During the Dark Ages, Greek settlements spread from the southern part of the Balkan Peninsula to the western coast of Asia Minor (present-day territory of Turkey), covering the islands of the Aegean Sea. By the beginning of the 8th century BC. e. the Greeks began to restore trade relations with other nations, exporting olive oil, wine, pottery and metal products. Thanks to the recent invention of the alphabet by the Phoenicians, writing, lost during the Dark Ages, began to be revived.
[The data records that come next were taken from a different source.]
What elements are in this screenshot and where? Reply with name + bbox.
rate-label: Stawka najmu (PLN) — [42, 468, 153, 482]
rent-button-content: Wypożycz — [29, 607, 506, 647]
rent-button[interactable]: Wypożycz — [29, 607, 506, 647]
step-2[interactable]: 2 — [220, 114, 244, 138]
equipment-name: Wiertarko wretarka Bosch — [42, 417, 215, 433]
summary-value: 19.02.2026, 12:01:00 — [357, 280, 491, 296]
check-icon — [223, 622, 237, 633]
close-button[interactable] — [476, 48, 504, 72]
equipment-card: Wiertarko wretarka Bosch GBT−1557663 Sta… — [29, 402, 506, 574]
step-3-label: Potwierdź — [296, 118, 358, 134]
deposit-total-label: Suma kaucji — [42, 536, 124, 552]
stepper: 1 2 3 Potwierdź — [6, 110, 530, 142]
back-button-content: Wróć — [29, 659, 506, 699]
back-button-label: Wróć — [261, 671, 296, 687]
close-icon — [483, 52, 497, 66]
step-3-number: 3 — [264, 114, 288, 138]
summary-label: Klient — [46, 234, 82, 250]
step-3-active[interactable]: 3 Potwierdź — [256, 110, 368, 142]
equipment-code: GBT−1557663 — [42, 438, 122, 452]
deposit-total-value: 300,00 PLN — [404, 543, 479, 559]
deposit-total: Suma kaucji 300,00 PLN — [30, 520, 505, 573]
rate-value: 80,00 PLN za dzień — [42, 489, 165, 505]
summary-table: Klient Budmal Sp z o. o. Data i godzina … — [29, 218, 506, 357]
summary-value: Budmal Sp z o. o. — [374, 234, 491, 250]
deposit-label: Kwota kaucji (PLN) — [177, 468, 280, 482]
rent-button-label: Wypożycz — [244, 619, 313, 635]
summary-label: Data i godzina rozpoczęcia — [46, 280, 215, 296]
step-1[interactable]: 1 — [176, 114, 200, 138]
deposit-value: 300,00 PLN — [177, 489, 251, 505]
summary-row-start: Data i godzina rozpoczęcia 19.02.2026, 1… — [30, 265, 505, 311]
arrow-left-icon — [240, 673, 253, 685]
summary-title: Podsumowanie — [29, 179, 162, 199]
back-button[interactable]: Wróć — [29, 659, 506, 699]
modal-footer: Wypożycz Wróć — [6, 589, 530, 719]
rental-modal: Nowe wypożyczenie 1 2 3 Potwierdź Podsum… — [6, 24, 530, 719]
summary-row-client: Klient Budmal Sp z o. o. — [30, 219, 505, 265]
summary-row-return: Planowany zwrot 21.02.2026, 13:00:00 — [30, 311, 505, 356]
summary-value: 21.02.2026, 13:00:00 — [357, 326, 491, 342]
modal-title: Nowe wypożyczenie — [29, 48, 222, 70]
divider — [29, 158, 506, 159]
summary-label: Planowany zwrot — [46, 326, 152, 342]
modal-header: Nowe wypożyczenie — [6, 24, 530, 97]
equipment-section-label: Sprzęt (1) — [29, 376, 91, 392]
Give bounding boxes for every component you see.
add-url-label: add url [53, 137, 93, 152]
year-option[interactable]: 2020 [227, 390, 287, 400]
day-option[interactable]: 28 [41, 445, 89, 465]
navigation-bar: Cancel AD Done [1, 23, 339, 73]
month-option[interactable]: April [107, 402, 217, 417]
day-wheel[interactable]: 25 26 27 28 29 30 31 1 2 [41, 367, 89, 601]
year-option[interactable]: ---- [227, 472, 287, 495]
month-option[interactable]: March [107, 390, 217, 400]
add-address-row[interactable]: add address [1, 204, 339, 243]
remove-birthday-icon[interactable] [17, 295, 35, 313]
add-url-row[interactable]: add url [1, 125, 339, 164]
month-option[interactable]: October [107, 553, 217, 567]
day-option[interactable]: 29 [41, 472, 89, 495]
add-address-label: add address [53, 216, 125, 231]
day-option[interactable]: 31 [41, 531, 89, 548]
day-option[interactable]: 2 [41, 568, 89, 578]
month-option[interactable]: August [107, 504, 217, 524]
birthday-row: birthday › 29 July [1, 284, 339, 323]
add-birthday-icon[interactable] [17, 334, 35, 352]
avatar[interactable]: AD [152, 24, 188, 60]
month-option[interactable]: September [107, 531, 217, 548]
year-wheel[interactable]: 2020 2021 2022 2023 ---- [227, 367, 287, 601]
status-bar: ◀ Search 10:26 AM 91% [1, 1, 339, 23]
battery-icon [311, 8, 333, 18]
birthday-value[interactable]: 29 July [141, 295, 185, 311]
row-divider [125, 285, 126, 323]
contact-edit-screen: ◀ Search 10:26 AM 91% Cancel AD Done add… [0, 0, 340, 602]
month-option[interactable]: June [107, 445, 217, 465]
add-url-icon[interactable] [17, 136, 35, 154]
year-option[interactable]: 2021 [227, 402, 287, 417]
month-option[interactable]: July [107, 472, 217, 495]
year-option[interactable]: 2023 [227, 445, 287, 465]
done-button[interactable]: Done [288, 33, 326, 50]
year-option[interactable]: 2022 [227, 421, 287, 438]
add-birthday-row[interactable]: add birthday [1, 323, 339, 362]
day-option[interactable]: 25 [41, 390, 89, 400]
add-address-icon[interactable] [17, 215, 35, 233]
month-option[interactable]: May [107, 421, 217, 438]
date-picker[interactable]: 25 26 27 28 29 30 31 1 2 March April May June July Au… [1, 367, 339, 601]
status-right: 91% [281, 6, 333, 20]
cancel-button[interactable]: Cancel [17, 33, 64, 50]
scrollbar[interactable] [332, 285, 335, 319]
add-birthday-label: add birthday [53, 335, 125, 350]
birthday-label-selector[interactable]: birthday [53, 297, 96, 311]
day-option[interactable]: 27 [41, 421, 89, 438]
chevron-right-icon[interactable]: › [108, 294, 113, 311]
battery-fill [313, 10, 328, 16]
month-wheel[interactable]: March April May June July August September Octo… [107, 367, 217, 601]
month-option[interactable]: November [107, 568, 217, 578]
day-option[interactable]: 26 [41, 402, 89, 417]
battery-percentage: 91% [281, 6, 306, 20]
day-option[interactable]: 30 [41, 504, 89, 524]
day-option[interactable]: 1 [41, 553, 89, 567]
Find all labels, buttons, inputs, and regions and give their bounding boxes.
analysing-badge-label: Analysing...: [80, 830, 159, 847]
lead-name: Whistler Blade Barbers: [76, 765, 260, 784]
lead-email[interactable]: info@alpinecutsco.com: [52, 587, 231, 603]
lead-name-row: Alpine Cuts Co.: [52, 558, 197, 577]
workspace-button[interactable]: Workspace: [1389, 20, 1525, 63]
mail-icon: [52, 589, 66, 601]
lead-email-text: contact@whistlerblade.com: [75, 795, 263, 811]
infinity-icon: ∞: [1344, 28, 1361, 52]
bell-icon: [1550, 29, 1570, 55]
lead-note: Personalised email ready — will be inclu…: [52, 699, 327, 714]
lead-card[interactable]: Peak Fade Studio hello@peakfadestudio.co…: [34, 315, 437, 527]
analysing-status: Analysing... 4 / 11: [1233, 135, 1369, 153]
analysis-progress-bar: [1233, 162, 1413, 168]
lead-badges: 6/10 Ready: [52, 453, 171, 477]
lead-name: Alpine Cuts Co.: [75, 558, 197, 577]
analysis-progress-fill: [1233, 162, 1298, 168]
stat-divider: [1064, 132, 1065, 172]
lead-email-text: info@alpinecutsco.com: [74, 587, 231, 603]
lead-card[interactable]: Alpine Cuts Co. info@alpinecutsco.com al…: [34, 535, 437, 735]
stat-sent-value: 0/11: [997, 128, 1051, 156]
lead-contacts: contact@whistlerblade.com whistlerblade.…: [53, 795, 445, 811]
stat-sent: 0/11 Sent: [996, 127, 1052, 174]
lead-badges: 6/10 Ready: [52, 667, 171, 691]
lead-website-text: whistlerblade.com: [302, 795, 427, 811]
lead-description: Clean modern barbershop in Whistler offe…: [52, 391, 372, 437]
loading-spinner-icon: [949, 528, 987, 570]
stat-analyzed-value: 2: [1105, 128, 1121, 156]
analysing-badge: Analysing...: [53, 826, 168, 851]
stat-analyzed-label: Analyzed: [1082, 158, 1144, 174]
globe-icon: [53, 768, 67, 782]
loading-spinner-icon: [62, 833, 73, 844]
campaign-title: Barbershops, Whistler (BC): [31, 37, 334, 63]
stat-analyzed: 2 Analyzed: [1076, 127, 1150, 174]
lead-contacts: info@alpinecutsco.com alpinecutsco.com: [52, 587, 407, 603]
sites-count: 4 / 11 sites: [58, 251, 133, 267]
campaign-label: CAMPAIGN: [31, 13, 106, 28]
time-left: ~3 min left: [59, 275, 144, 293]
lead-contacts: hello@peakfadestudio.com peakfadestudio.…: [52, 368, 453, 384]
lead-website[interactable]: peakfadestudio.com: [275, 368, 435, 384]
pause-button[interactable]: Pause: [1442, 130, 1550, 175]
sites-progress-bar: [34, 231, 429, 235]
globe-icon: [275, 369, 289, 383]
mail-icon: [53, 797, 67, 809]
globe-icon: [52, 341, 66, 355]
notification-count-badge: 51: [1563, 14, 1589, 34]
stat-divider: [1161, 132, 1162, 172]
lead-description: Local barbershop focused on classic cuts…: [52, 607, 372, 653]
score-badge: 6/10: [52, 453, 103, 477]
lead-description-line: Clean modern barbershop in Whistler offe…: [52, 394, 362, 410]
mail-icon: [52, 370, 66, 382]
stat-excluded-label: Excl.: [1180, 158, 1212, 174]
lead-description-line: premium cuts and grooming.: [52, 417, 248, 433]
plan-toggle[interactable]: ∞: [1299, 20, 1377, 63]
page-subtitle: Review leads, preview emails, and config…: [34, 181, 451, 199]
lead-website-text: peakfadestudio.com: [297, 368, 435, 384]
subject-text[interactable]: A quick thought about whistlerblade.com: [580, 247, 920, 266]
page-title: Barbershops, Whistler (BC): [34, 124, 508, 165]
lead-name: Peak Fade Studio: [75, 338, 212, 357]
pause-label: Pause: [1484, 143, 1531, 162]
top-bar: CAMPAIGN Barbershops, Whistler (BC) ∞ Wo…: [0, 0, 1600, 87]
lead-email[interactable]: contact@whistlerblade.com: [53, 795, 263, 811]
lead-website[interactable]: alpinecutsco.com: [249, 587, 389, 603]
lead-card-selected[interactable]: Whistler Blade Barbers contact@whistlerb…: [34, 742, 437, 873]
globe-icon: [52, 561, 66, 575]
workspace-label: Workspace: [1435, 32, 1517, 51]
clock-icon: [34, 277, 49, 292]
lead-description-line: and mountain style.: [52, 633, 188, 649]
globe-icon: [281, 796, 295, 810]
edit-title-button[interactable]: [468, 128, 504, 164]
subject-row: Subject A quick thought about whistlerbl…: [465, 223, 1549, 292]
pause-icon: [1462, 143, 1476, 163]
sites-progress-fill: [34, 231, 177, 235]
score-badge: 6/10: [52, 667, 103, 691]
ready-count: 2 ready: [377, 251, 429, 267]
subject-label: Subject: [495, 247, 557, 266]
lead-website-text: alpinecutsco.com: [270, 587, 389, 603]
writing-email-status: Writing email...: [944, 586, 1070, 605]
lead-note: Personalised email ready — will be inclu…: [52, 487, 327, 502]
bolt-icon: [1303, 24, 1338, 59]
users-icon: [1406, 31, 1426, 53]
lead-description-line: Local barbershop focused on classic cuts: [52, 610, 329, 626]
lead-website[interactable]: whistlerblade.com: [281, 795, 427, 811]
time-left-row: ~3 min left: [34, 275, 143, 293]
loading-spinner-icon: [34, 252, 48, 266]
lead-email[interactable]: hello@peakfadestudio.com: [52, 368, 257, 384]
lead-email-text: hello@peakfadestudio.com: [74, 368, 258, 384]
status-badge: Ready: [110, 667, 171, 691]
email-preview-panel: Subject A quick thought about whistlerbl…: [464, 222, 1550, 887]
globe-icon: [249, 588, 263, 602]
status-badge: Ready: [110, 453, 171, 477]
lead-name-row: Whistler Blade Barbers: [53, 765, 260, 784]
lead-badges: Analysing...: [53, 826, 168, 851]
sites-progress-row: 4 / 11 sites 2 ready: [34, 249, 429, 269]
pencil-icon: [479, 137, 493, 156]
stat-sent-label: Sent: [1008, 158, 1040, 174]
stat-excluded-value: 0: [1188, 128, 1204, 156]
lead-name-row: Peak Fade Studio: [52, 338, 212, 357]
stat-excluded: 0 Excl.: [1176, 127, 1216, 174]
However, the established peace and prosperity led to a sharp increase in the population, and it became increasingly difficult to feed it due to the limited agricultural base.

Ancient China arose on the basis of Neolithic cultures that developed in the 5th - 3rd millennia BC. e. in the middle reaches of the Yellow River. The Yellow River basin became the main territory for the formation of the ancient civilization of China, which developed for a long time in conditions of relative isolation. Only from the middle of the 1st millennium BC. e. the process of expanding the territory begins in a southerly direction, first to the area of ​​the Yangza basin, and then further to the south. At the end of our era, the state of Ancient China extended far beyond the Yellow River basin, although the northern border of the ethnic territory of the ancient Chinese remained almost unchanged.

During its two thousand year history, the ancient city Babylon twice became the capital of a great empire, fabulous in its splendor. The Babylonians also managed to achieve significant scientific and intellectual progress. Compared to the first Mesopotamian cities in Sumer and Akkad, Babylon was young: the initial mentions of it date back to the 23rd century BC. e. Environmental problems of ancient agricultural civilizations. It acquired political significance only after 1900 BC. e., when the Amorites, an alliance of Semitic tribes, captured Sumer. Within a few years, Babylon became the capital of the small but constantly growing Amorite kingdom, which, under the reign of King Hammurabi (1792-50 BC), became an empire that included all of southern Mesopotamia, as well as part of Assyria in the north.

Civilization Ancient Egypt existed for almost 3,000 years, leaving descendants with majestic monuments and fabulous treasures. Egypt became the cradle of the second (after Sumerian) great civilization in world history. It originated in the Nile Valley several centuries later than the Sumerian civilization in Mesopotamia, which had an undoubted influence on the early development of Ancient Egypt.

Passions are the enemies of peace, but without them there would be no art or sciences in this world, and everyone would be dozing naked on a pile of their own dung.